Егор сидел за столом, уткнувшись в экран ноутбука. Внизу дышал дом: работал холодильник, потрескивали трубы, иногда на кухне чуть слышно звякала посуда, потому что мама утром поставила мыться тарелки в посудомойку. За окном дул ветер, цеплял ветви старой яблони у стены, и тонкие ветки били в стекло, но до грозы дело не доходило.
Часы на стене показывали без десяти одиннадцать. Дом стоял на окраине посёлка, здесь никогда не слышно машин, только где-то далеко лаяла собака и по железной дороге, за полями, проходил очередной грузовой состав, глухо, растянуто, через несколько минут после сигнала где-то там гремя вагонами.
Он уже собирался закрывать ноутбук, когда из-под пола с первого этажа протянулся первый зов.
— Егор, иди сюда, — сказала мама из кухни, привычным вечерним уставшим тоном. — Чай поставила.
Он машинально ответил:
— Сейчас.
И только потом заметил странность. В голосе было всё знакомое: тембр, лёгкая хрипотца на последних словах, пауза между «иди» и «сюда». Но фраза сама по себе чужая. Мама никогда не говорила так ровно. Обычно добавляла что-нибудь: «иди, пока не остыло», «иди, хватит сидеть».
Егор выключил музыку, прислушался. Внизу было тихо. Потом повторилось:
— Егор, ну что ты. Иди на кухню.
Он поднялся из-за стола, потянулся. Решил, что придирается, что слышит усталость в голосе и накручивает. На втором этаже горел только ночник в коридоре, лампочка приглушённая, с желтоватым стеклом. Лестница уходила вниз тёмной шахтой, перила тянулись вдоль стены полосой.
Он вышел, опёрся рукой о деревянный поручень и ступил на первую ступень. Доска под ногой чуть прогнулась и тихо щёлкнула, знакомый щелчок, который он слышал каждый раз, когда спускался ночью попить воды.
На середине лестницы из соседней двери слева, из маминой спальни, прозвучало:
— Стой. Не спускайся. Егор, назад.
Голос был тихим, но живым. Без эха. Егор дёрнулся, поднял голову.
В дверях спальни стояла мама. В длинной домашней футболке, с накинутым кардиганом, босая. Волосы растрёпаны, глаза широкие, в руке телефон. Она явно только что встала с кровати. Свет у неё в комнате не горел, но ночника из коридора хватало и было видно, что щёки у неё бледнее обычного.
— Это ты там? — спросил Егор, хотя вопрос был лишний.
— Я здесь, — она отступила, освобождая ему проход. — Иди ко мне. Быстро.
Снизу снова позвали, теперь уже громче:
— Егор, что ты там делаешь? На кухню спустись, я жду.
Он почувствовал, как кожа на руках покрывается мурашками. Голос снизу звучал уже раздражённо, именно так, как мама иногда срывалась, если он долго не реагировал. Но она стояла перед ним, живая, настоящая.
— Слышал? — спросила она, когда он вошёл к ней. Закрыла дверь и повернула ключ.
— Слышал. — Егор обернулся к двери, словно ждал, что сейчас ручка дёрнется. — Ты… знаешь кто это?
— Я лежала. Телефон зазвонил. — она подняла телефон, на экране светились пропущенные уведомления, но вызовов не было. — Голос тоже слышала.
Она прошла к окну, отдёрнула штору, посмотрела во двор. Там стоял их старый «Форд», за ним забор из профлиста, дальше тёмные огороды. Никаких людей. Никаких огней.
— Дверь входная закрыта? — спросил Егор.
— Закрыта. На оба замка. Я проверяла. — Она помолчала. — Я ведь не могу быть и здесь и там…

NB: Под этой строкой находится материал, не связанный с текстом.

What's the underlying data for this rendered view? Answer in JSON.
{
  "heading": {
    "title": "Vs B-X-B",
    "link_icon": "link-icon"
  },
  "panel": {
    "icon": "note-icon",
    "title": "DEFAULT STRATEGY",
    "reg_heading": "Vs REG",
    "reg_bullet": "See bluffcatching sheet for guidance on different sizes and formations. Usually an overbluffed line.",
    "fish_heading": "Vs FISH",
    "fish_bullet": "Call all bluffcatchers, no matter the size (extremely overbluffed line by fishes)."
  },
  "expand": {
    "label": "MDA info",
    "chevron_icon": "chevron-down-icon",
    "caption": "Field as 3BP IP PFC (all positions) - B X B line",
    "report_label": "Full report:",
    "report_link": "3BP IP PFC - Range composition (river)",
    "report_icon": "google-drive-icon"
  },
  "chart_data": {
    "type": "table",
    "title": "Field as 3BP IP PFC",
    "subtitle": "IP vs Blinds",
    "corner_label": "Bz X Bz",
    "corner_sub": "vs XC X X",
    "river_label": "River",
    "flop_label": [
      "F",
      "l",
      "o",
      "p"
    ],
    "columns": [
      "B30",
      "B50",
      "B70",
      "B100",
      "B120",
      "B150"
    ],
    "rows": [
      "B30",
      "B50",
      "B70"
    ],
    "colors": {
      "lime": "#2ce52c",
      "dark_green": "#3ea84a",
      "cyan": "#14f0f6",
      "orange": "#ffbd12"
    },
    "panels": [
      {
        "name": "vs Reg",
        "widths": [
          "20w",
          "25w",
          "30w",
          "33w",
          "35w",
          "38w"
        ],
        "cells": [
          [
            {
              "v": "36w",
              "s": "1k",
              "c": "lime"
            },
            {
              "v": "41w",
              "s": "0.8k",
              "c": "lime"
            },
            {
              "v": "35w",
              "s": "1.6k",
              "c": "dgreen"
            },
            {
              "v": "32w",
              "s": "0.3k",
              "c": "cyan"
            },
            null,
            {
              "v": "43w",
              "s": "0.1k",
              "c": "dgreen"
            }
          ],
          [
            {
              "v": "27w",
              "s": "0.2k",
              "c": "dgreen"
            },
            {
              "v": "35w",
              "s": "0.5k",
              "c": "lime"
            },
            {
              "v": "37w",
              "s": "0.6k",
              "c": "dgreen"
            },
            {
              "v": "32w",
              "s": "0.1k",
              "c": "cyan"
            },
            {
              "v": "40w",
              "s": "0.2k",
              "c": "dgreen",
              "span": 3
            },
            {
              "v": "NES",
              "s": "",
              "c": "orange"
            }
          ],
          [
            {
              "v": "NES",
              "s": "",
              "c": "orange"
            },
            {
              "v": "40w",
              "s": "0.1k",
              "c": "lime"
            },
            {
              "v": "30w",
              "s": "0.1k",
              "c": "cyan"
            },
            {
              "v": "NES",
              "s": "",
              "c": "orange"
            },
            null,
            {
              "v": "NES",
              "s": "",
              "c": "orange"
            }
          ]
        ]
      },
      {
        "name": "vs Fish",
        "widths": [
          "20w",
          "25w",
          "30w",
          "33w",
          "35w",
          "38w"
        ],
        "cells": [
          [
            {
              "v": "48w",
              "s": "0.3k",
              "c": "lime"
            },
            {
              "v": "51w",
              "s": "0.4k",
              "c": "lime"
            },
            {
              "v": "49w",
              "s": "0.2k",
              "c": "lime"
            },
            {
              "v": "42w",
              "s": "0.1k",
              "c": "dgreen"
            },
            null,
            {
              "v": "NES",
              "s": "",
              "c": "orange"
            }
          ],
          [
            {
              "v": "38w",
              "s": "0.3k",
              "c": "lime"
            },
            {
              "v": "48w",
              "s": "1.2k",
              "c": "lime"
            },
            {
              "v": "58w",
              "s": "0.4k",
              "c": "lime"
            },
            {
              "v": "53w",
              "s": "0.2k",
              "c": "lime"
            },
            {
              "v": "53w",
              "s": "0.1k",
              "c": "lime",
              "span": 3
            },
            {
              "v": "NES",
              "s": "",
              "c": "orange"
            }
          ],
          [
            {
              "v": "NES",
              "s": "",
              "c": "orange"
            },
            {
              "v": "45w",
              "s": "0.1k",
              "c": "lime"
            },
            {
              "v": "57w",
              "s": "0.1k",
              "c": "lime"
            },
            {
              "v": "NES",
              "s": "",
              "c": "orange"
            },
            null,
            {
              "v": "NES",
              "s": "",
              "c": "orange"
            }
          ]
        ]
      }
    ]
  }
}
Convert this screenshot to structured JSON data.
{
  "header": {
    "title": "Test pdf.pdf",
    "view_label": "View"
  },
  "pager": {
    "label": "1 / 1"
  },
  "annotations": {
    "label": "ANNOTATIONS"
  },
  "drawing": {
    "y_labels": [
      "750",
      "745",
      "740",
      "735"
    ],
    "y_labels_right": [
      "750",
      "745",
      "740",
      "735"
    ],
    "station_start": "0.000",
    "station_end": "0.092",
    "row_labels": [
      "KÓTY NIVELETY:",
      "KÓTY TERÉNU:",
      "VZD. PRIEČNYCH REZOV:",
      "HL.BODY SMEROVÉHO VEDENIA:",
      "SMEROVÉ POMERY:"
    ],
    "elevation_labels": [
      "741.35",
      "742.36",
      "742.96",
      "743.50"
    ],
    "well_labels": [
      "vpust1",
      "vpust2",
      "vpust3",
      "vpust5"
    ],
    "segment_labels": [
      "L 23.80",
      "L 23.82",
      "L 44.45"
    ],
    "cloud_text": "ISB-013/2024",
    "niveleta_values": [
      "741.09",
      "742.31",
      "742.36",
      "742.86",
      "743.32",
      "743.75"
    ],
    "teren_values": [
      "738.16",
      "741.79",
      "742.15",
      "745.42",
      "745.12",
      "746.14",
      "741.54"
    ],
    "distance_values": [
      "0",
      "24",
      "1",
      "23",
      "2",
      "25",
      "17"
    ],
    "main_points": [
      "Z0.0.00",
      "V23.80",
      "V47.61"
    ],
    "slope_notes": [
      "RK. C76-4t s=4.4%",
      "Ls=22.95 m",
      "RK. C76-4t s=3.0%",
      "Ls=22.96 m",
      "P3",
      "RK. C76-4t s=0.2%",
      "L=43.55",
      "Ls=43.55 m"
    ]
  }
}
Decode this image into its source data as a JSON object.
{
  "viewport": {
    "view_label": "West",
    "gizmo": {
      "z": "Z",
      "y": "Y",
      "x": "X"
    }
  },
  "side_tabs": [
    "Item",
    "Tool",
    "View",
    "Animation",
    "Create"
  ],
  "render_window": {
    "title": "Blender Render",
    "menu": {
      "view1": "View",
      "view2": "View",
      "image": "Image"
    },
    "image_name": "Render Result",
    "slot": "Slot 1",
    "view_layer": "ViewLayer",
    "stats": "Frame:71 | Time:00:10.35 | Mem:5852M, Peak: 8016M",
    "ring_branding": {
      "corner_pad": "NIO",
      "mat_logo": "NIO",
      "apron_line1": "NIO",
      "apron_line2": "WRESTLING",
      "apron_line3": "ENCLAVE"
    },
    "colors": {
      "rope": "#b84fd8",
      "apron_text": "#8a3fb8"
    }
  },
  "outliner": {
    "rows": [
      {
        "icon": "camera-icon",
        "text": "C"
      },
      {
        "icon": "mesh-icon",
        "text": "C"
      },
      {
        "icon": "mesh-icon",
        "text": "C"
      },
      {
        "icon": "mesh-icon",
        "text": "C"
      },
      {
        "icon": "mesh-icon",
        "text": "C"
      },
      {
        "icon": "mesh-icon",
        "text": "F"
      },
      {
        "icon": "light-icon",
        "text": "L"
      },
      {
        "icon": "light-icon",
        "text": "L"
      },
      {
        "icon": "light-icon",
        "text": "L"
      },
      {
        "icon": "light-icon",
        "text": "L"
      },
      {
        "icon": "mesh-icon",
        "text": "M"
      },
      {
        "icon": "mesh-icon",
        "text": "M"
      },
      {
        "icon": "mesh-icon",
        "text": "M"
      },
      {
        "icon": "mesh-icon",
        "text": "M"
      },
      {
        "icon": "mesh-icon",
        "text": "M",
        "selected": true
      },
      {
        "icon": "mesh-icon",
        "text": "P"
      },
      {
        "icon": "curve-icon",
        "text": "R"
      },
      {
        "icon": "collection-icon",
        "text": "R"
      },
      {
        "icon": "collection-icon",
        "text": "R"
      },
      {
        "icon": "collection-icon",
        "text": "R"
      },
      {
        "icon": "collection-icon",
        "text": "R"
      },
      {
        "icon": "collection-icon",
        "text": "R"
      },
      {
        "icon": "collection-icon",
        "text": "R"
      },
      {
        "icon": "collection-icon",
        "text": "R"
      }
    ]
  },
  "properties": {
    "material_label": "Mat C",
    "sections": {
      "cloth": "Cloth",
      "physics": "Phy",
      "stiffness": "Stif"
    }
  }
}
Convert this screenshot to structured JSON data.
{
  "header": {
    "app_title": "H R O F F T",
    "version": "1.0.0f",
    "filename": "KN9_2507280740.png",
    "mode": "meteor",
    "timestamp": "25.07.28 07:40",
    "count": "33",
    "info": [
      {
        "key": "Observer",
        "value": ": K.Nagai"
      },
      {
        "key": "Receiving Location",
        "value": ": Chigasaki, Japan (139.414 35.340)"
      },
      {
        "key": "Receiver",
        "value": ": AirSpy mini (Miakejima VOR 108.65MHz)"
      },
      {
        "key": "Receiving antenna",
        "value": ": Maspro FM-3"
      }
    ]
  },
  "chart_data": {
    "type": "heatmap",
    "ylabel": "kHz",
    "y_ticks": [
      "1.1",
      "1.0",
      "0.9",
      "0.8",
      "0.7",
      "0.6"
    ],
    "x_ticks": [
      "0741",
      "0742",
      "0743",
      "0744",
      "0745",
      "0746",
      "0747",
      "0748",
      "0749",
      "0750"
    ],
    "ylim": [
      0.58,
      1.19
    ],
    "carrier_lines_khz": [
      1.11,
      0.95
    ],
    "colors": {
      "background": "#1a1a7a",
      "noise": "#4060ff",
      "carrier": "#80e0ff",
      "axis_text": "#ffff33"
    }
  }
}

Снизу опять тянулся голос. Теперь он стал мягче, уже без раздражения.
— Егор, иди, помоги мне. Я порезалась. Кровь льётся. Аптечка в ящике под раковиной. Ты же знаешь я не достану.
Егор поднял на мать глаза.
— У нас аптечка в коридоре, в шкафу, — сказал он.
— Знаю, — коротко бросила мама.
Она села на край кровати, опёрлась локтями о колени. Телефон держала крепко, почти с усилием.
— Слышишь его уже минут десять, да? — уточнила.
— С того момента, как ты позвала. — Егор сел рядом, стараясь не смотреть на дверь. — То есть… как оно позвало.
— Я проснулась от того, что себя услышала, — сказала мама. — Голос шёл снизу, из кухни. Слова знакомые, но я их не произносила. Лежала, слушала, думала: снится. Потом ты вышел в коридор, доска скрипнула.
Снизу стало тише. На мгновение показалось, что всё кончилось. Вместо голосов вернулся обычный дом: шум в трубах, лёгкое урчание старого холодильника, редкий стук ветки в стекло кухонного окна.
— Может, соседи? — сказал Егор, больше для храбрости.
— Нет, — ответила мама. — Соседи по ночам по чужим домам не лазают. И не знают, где у нас аптечка. И уж точно не копируют чужую интонацию.
Она потерла виски. В темноте комнаты её лицо смотрелось старше, чем обычно. На тумбочке у кровати стоял стакан с водой и таблетки от болезни, которые она так и не выпила.
— Хорошо, — сказал Егор. — Что делаем?
Она посмотрела ему в глаза.
— Сидим здесь. До утра. Вниз не идём. На голос не отвечаем. Какие еще варианты…
— А если это… не человек? — упрямо спросил он. — Кто-то залез в дом из лесу…
— Телефон не ловит, может ты хотя бы не будешь нагнетать своими ужастиками ? — сказала она.
Снизу, будто в подтверждение её слов, потянулся шёпот. Уже без обращения по имени. Просто поток звуков, в котором всё время мелькали знакомые слова, фразы, обрывки. Там было «пора спать», «убери тарелку», «не забудь куртку», «вынеси мусор». Они складывались в цепочку, но смысл разваливался. Слышалось, что источник перебирает чужие воспоминания.
Егор ощущал, как по спине стекает липкий пот. Он встал, прошёлся по комнате, чтобы снять напряжение. Остановился у шкафа, где в зеркальной дверце отражались они оба и кусок комнаты. В отражении комната казалась длиннее, чем в реальности, тёмная полоса уходила дальше. Он отвёл взгляд.
— Мам, — сказал он. — То, что ты мне раньше рассказывала… Про ту квартиру. Там было похоже?
Она помолчала. Посмотрела на дверь, вздохнула.
— Я не хотела возвращаться к этому, — произнесла. — Но да. Было похоже. Я тогда жила с твоим отцом у его родителей. Старый панельный дом. У нас на восьмом этаже. Ночью раздался голос отца из коридора. Он тогда был в командировке, в другом городе. Я проснулась, села на кровати. Голос просил принести ему полотенце, говорил, что промок. Моя младшая сестра встала. Пошла. Утром её нашли…
Она отвернулась к окну.
— Ты говорила, что это совпадение, — напомнил Егор.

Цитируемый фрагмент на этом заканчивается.